The resort very quickly revealed the rest of its
majesty. Our Thakuru (Niyama-ese for butler) took us to our ‘Beach Pool Villa’.
A personalised welcome was drawn in the sand on the doorstep and our names
carved into a wooden sign hanging from the door. Parked outside were a couple
of bikes to explore the resort. They too were personalised, each with its own
Our butler swooped around the house with grace,
swishing open the curtains to unveil a sun terrace and private plunge pool,
with a sandy path that led out onto a stretch of deserted beach. Perfect, he
told us, for a ‘romantic walk’. He’d clearly done this before. Back inside our sprawling home away from home, he had
written, “Welcome to Nature’s Playground,” in lipstick – the resort’s tagline –
on the mirror, an odd, but nice touch. On ice, a half bottle of Veuve chilled
alongside fresh, tropical fruit. In a final, dramatic move, he flung open a set
of imposing double doors to reveal an outdoor, garden
bathroom complete with nature shower.
Niyama is an all-villa property, each designed with privacy and discretion in mind, in a contemporary style. At entry-level, is a similarly proportioned house to the one we stayed in, but without the pool. The accommodation gets more elaborate as one moves up the scale, adding separate (or more) bedrooms and overwater locations, including one of our favourites – Villa 77 – an absolutely discreet, two-bedroom party palace on stilts over the inviting ocean, with steps so you can dive right in, infinity pool, on-deck telescope and its own electric guitar (in case you get tired of the view). For the ultimate luxury and if this were a ‘buddymoon’, we could have also taken over a three-bedroom ‘Beach Pool Pavilion’ with its own, secluded stretch of sand; or ‘The Crescent’ – a luxurious, private collection of villas set out over the water beyond a moon-shaped swathe of impossibly perfect sand. It can be hired exclusively for 14 guests, coming with its own, luxurious perks – including one of the most jaw-dropping sunrises we have ever experienced.

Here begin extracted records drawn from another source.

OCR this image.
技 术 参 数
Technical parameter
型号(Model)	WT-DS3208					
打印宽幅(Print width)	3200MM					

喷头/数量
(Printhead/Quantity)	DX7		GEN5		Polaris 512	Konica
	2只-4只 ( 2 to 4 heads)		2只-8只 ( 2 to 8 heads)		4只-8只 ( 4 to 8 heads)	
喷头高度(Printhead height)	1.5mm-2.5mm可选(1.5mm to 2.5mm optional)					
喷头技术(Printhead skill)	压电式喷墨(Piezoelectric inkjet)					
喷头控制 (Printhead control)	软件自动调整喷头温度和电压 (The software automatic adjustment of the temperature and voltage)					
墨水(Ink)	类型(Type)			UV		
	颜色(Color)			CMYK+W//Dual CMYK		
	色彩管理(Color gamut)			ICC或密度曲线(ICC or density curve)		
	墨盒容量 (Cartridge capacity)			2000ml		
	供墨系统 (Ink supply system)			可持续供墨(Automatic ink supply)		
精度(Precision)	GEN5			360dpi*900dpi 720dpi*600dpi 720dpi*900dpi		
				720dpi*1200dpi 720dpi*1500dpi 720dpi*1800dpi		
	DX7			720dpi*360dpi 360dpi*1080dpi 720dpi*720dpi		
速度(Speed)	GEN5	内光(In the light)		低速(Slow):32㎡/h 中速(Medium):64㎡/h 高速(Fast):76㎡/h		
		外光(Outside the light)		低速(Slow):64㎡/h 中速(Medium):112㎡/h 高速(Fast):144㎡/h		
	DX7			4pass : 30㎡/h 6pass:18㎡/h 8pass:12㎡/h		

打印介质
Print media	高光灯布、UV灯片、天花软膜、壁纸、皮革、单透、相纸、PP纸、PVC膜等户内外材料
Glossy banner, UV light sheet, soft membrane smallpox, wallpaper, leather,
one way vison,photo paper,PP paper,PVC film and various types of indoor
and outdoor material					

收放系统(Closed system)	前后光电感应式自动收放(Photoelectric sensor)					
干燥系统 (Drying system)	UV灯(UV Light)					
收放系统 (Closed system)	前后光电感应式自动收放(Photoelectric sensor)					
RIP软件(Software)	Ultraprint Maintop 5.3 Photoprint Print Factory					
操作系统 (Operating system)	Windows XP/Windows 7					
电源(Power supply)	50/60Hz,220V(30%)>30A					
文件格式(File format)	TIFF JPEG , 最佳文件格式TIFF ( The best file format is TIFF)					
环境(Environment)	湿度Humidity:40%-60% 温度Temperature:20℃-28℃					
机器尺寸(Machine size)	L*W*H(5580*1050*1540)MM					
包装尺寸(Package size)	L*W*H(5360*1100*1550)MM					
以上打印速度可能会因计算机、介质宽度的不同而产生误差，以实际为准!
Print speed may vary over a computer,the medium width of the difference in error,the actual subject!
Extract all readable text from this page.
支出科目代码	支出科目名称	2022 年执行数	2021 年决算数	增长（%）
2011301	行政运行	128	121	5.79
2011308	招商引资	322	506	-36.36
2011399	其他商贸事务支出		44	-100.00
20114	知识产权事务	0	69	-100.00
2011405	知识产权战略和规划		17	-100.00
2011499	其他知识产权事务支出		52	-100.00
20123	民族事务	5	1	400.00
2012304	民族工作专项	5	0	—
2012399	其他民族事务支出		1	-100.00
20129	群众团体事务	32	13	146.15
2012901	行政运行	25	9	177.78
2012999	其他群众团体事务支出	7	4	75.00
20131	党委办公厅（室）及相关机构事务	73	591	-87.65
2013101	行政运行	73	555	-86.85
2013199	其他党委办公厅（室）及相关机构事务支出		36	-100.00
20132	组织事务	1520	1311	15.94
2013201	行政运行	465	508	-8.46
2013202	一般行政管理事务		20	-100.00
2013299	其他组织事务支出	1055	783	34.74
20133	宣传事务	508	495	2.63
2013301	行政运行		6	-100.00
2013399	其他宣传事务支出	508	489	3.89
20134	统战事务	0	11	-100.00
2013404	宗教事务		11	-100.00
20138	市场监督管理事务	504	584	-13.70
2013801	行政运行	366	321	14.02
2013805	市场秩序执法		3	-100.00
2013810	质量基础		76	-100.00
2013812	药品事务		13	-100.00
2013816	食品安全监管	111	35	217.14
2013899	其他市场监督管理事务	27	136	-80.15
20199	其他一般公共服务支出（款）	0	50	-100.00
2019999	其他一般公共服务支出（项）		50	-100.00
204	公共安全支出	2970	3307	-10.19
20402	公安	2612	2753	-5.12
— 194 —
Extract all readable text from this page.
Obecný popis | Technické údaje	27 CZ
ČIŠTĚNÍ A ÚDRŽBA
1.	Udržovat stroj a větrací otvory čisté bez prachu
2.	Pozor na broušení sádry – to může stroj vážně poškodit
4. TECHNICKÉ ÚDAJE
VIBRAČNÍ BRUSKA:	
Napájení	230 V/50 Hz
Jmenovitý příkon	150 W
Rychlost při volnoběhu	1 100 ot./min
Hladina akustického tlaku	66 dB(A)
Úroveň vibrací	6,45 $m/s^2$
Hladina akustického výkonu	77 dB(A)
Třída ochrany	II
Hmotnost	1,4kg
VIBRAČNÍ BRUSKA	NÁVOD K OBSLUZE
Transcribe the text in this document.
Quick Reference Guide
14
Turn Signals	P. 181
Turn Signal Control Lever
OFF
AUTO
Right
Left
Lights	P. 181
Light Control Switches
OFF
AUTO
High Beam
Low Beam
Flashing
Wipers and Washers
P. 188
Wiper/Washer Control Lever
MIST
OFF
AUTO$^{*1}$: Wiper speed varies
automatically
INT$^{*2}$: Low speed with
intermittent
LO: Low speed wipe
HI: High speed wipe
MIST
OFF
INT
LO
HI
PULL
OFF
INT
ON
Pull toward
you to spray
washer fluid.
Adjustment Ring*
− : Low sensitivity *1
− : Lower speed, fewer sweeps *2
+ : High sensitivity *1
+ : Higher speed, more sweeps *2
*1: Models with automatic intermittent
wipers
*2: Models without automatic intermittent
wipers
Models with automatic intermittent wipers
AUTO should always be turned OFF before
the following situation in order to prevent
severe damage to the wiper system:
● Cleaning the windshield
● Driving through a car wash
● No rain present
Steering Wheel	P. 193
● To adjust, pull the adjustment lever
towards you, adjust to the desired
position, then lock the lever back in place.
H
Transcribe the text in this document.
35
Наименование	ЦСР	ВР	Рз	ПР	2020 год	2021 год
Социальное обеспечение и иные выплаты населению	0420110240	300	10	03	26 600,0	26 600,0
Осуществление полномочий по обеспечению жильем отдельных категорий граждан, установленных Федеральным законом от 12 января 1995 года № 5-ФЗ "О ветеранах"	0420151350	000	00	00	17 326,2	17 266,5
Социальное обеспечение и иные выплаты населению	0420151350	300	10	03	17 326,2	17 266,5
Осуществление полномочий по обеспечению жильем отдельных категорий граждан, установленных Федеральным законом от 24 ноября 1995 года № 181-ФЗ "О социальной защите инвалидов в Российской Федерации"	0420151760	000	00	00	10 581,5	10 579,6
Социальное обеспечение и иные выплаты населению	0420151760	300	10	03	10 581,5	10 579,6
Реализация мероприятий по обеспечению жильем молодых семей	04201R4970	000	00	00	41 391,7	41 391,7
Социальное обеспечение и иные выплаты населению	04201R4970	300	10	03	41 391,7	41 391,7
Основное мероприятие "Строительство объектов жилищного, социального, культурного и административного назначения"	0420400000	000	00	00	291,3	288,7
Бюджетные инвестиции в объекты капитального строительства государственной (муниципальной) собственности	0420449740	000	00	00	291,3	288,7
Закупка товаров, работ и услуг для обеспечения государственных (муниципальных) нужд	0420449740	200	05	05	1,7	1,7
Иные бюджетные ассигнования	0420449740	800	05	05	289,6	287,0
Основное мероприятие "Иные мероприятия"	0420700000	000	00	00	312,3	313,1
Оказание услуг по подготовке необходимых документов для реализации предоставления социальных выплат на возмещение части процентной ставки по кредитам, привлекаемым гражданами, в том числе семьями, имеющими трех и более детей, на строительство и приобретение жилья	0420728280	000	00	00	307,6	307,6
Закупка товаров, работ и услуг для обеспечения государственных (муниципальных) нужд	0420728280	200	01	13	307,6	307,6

Sunrise at Niyama is spectacular. There’s something very beautiful about first light in any case, but our jet-lag-induced viewing of it over ‘The Crescent’ was just mesmerising. It started subtle, almost shy, but happy to colour the sea haze with a pale pink hue. We walked knee-deep into the warm sea as the sun danced on the horizon and splashed the clouds with its rays, with no one else for company but a Chinese couple shamelessly taking selfies in wedding attire.